With a dataset of ChatGPT use over two years across several countries, we were able to identify which country has experienced the highest growth and adoption of the tool. And that was India, with 92% of workplaces having adopted ChatGPT in 2024.
We prepared a press release for each country separately, based on its findings, created a media list for each, and distributed the press release to the various media outlets around the world over February and March of 2025.
RESULTS
The campaign resulted in 36 publications in global media like TechRadar, MSN, as well as local media, like People Manager (IN), lado.mx (MX), Yahoo Tech (USA), etc.
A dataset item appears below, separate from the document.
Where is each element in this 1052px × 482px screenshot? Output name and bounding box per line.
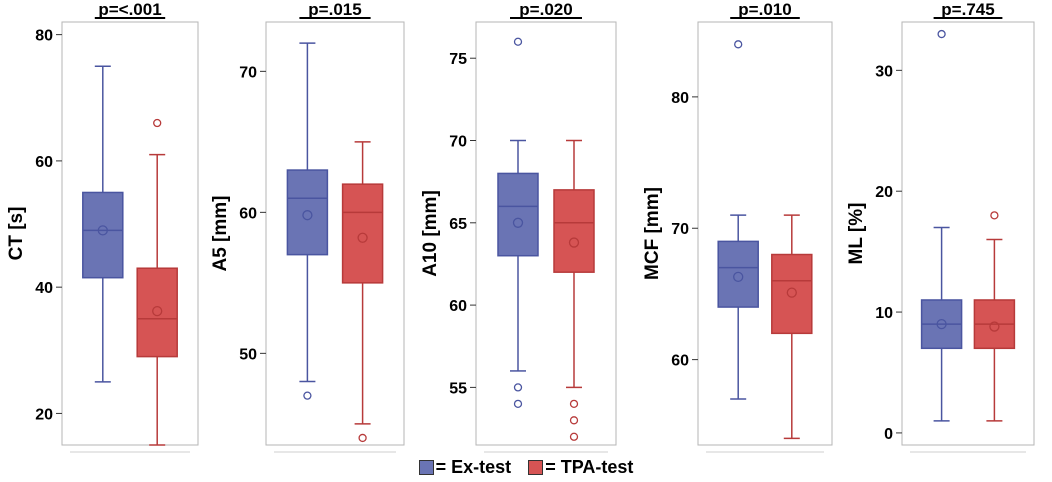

It resulted in traffic spikes from each respective country (see submitted graphs) and sustained traffic growth. A growth in new paying clients was observed: 30% in Mexico, 5% in India when comparing new client onboarding between Jan-Apr of 2025.
Moreover, when the DeskTime delegation went to India on a business mission in April, they encountered widespread brand recognition. They were not once required to explain what DeskTime does, as it was already well known among business circles.
“Usually when we’re at events, we’re prepared to have to give the spiel about DeskTime. In India, we would start explaining, and our meeting counterpart would immediately stop us. It happened once, twice, three times, four, five, and then we understood that, wow, they really know DeskTime. This is a testament to the investment in PR.” –Sintija Pētersone, COO at DeskTime
The DeskTime team returned from the India trip with 13 new resellers in the pipeline, several large companies with 1000+ employees in the pipeline.